Scientists have found that another galaxy is slowly pulling apart with “extreme violence”, the Milky Way, our very own galaxy. It is being twisted and deformed! Using a statistical model, researchers from the University of Edinburgh calculated the speed of Milky Way’s stars and our galactic neighbour.
The Milky Way is being pulled apart at 71,600 miles per hour by the gravitational force of the dark matter halo surrounding the LMC, causing our galaxy to be deformed. LMC stands for Large Magellanic Cloud, which is a satellite galaxy of the Milky Way.
It is visible as a faint cloud in the southern hemisphere’s night skies. Its named after Ferdinand Magellan, a renowned 16th-century Portuguese explorer, who was the first to circumnavigate the Earth.
The discovery inverts the belief that our galaxy is relatively static, resulting in a need for new models that will be required to describe the evolution of the galaxy. It will require researchers to study further and re-evaluate how our galaxy was first formed.
Effects on the Milky Way
Dr Michael Peterson, lead author of the study and his colleagues explained that the LMC intruded into the boundaries of the Milky Way, ‘recently’ – 700 million years ago. Large dark matter surrounds this galaxy, which upset the fabric and motion of our galaxy as it fell in.

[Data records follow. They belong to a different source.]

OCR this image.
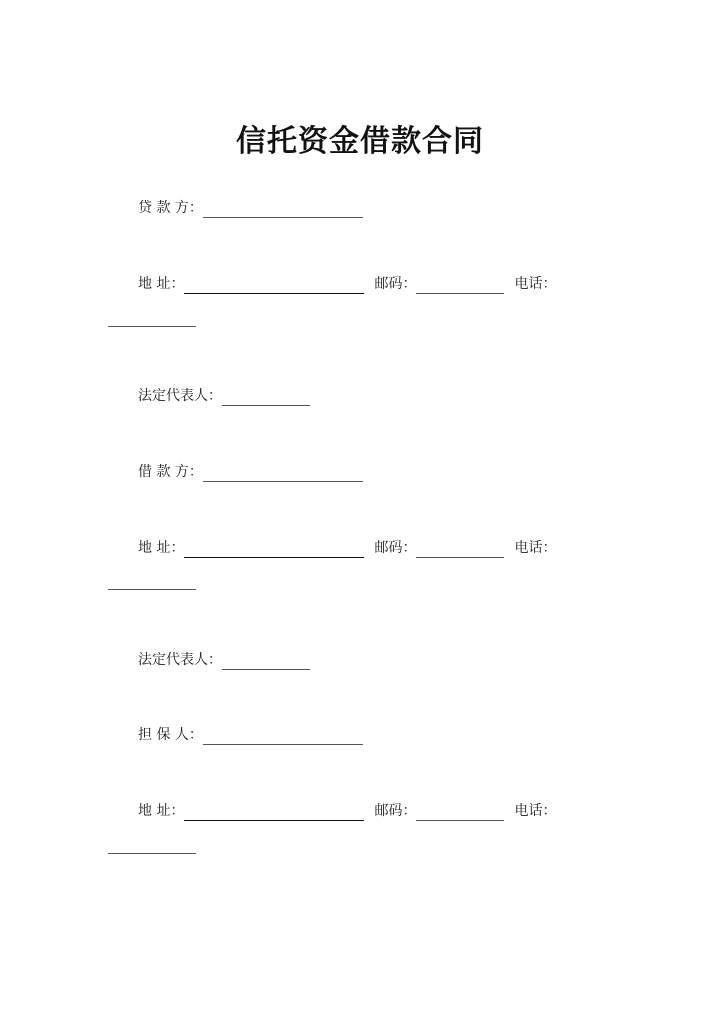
信托资金借款合同
贷 款 方：
地 址：	邮码：	电话：
法定代表人：
借 款 方：
地 址：	邮码：	电话：
法定代表人：
担 保 人：
地 址：	邮码：	电话：
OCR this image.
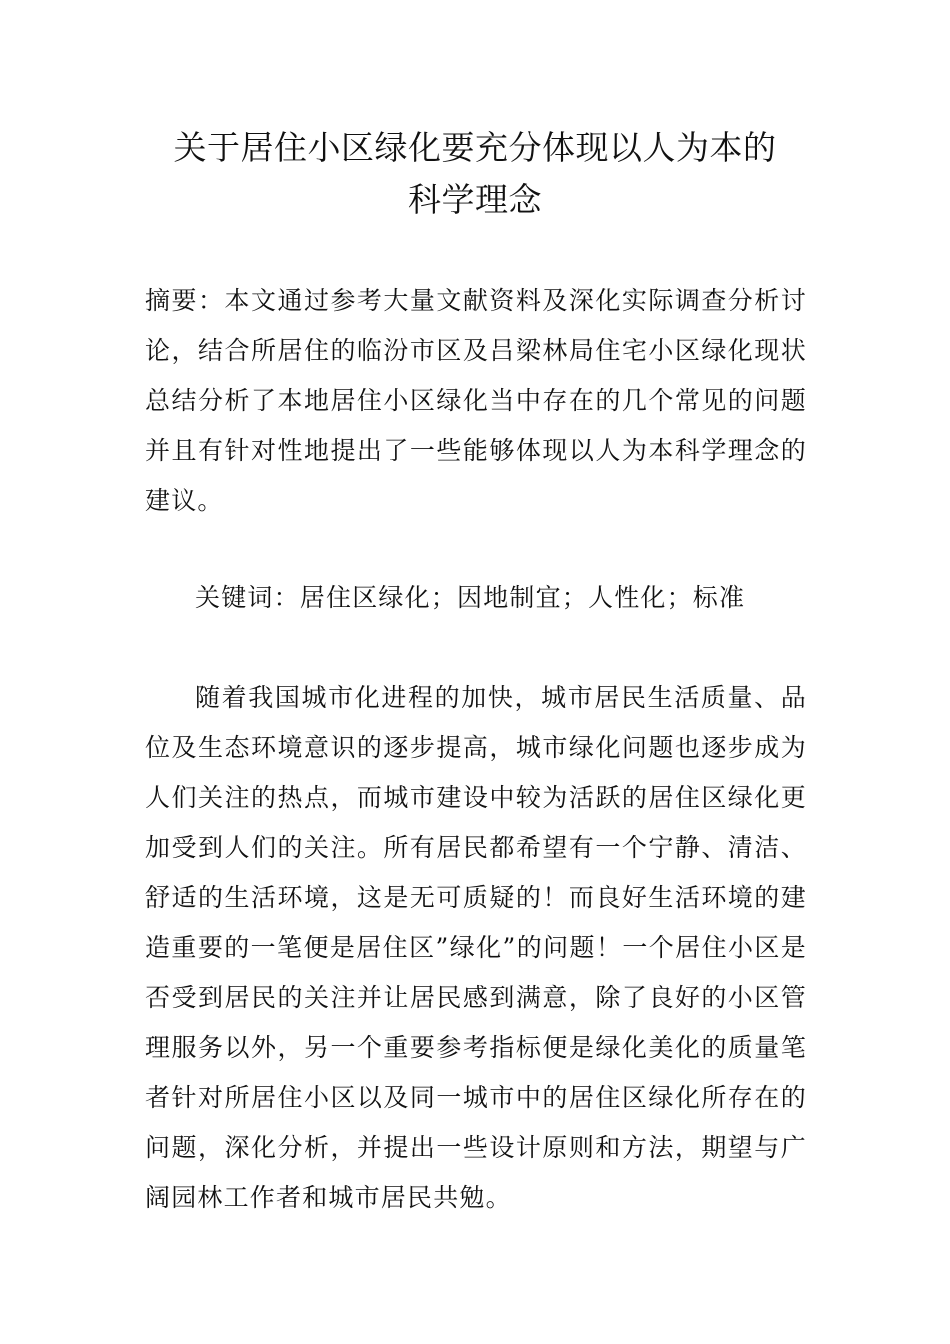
关于居住小区绿化要充分体现以人为本的
科学理念
摘要：本文通过参考大量文献资料及深化实际调查分析讨论，结合所居住的临汾市区及吕梁林局住宅小区绿化现状总结分析了本地居住小区绿化当中存在的几个常见的问题并且有针对性地提出了一些能够体现以人为本科学理念的建议。
关键词：居住区绿化；因地制宜；人性化；标准
随着我国城市化进程的加快，城市居民生活质量、品位及生态环境意识的逐步提高，城市绿化问题也逐步成为人们关注的热点，而城市建设中较为活跃的居住区绿化更加受到人们的关注。所有居民都希望有一个宁静、清洁、舒适的生活环境，这是无可质疑的！而良好生活环境的建造重要的一笔便是居住区”绿化”的问题！一个居住小区是否受到居民的关注并让居民感到满意，除了良好的小区管理服务以外，另一个重要参考指标便是绿化美化的质量笔者针对所居住小区以及同一城市中的居住区绿化所存在的问题，深化分析，并提出一些设计原则和方法，期望与广阔园林工作者和城市居民共勉。
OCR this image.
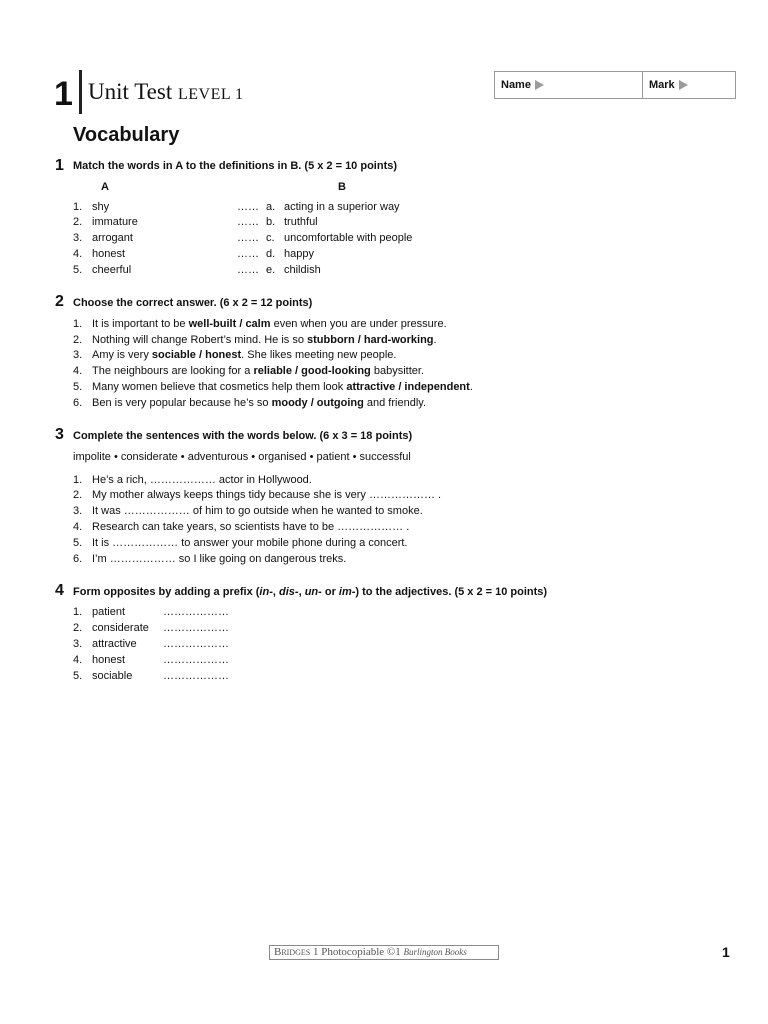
1 Unit Test LEVEL 1
Name	Mark
Vocabulary
1 Match the words in A to the definitions in B. (5 x 2 = 10 points)
A	B
1. shy	…… a. acting in a superior way
2. immature	…… b. truthful
3. arrogant	…… c. uncomfortable with people
4. honest	…… d. happy
5. cheerful	…… e. childish
2 Choose the correct answer. (6 x 2 = 12 points)
1. It is important to be well-built / calm even when you are under pressure.
2. Nothing will change Robert’s mind. He is so stubborn / hard-working.
3. Amy is very sociable / honest. She likes meeting new people.
4. The neighbours are looking for a reliable / good-looking babysitter.
5. Many women believe that cosmetics help them look attractive / independent.
6. Ben is very popular because he’s so moody / outgoing and friendly.
3 Complete the sentences with the words below. (6 x 3 = 18 points)
impolite • considerate • adventurous • organised • patient • successful
1. He’s a rich, ……………… actor in Hollywood.
2. My mother always keeps things tidy because she is very ……………… .
3. It was ……………… of him to go outside when he wanted to smoke.
4. Research can take years, so scientists have to be ……………… .
5. It is ……………… to answer your mobile phone during a concert.
6. I’m ……………… so I like going on dangerous treks.
4 Form opposites by adding a prefix (in-, dis-, un- or im-) to the adjectives. (5 x 2 = 10 points)
1. patient	………………
2. considerate ………………
3. attractive ………………
4. honest	………………
5. sociable	………………
Bridges 1 Photocopiable ©1 Burlington Books	1
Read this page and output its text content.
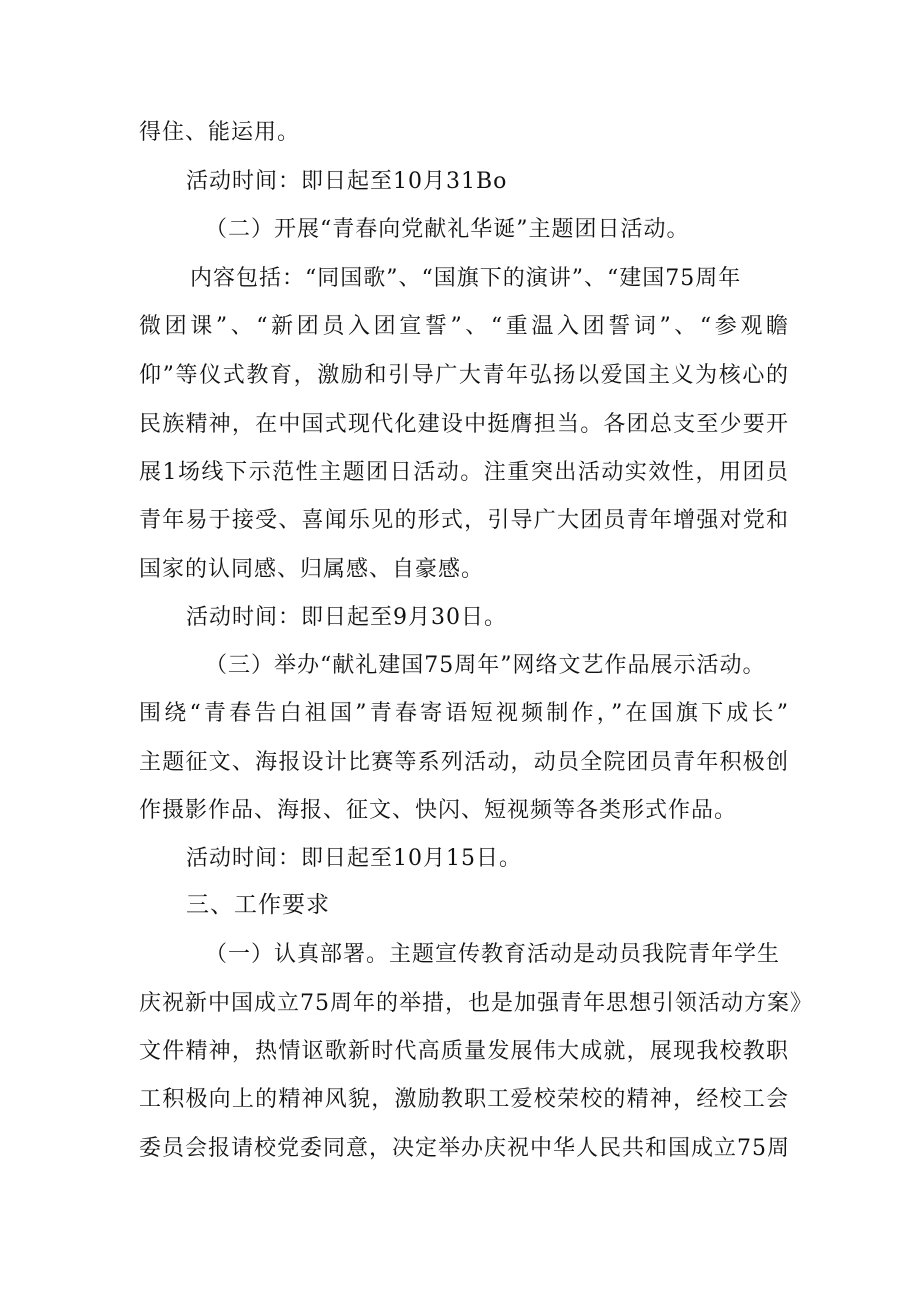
得住、能运用。
活动时间：即日起至10月31Bo
（二）开展“青春向党献礼华诞”主题团日活动。
内容包括：“同国歌”、“国旗下的演讲”、“建国75周年
微团课”、“新团员入团宣誓”、“重温入团誓词”、“参观瞻
仰”等仪式教育，激励和引导广大青年弘扬以爱国主义为核心的
民族精神，在中国式现代化建设中挺膺担当。各团总支至少要开
展1场线下示范性主题团日活动。注重突出活动实效性，用团员
青年易于接受、喜闻乐见的形式，引导广大团员青年增强对党和
国家的认同感、归属感、自豪感。
活动时间：即日起至9月30日。
（三）举办“献礼建国75周年”网络文艺作品展示活动。
围绕“青春告白祖国”青春寄语短视频制作，”在国旗下成长”
主题征文、海报设计比赛等系列活动，动员全院团员青年积极创
作摄影作品、海报、征文、快闪、短视频等各类形式作品。
活动时间：即日起至10月15日。
三、工作要求
（一）认真部署。主题宣传教育活动是动员我院青年学生
庆祝新中国成立75周年的举措，也是加强青年思想引领活动方案》
文件精神，热情讴歌新时代高质量发展伟大成就，展现我校教职
工积极向上的精神风貌，激励教职工爱校荣校的精神，经校工会
委员会报请校党委同意，决定举办庆祝中华人民共和国成立75周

Dark matter is a mysterious ‘glue’ which holds galaxies together. We are unable to observe it directly since it doesn’t emit, reflect or absorb light.
Peterson said that the effects of this relatively recent collision are still being witnessed today, and should force a revision of the birth of the Milky Way.
Other findings of the study
Previous research has shown us that the LMC is surrounded by a halo dark matter, similar to the milky way and possibly all galaxies. The study revealed that the large attraction of this dark matter is pulling the Milky Way disc at 71,600 mph, or 20 miles a second.
To the surprise of the researchers, the Milky Way is not moving in the LMC’s current direction, as previously thought. Rather, it is moving away from it in the opposite direction, towards constellation Pegasus in the northern sky.
This can be explained by the fact that the LMC itself is floating away at an even faster speed of 800,000 mph or 830 miles per second. Interestingly, this chase between the two galaxies is linked to our galaxy trying very hard to hit a target, but not aiming well. The discovery will enable scientists to study the dynamics between the two galaxies by developing new modelling techniques.
Dr Petersen said, “We were able to show that stars at incredibly large distances – up to 300,000 light-years away – retain a memory of the Milky Way structure before the LMC fell in, and form a backdrop against which we measured the stellar disc flying through space, pulled by the gravitational force of the LMC.”
The researchers now aim to find out the direction from which the LMC first collided with the Milky Way, and the exact time it took place. It will give a much clearer picture of the amount and distribution of dark matter in the Milky Way and the LMC.
Professor Jorge Penarrubia, co-author of the study said, “This discovery definitely breaks the spell that our galaxy is in some sort of equilibrium state. Actually, the recent infall of the LMC is causing violent perturbations onto the Milky Way. Understanding these may give us an unparalleled view on the distribution of dark matter in both galaxies.”
Last year, researchers from Durham University warned that the LMC will destroy Earth in about 2 billion years (phew!) by re-awakening our galaxy’s dormant black hole. Thank god we would have lived out our days by then!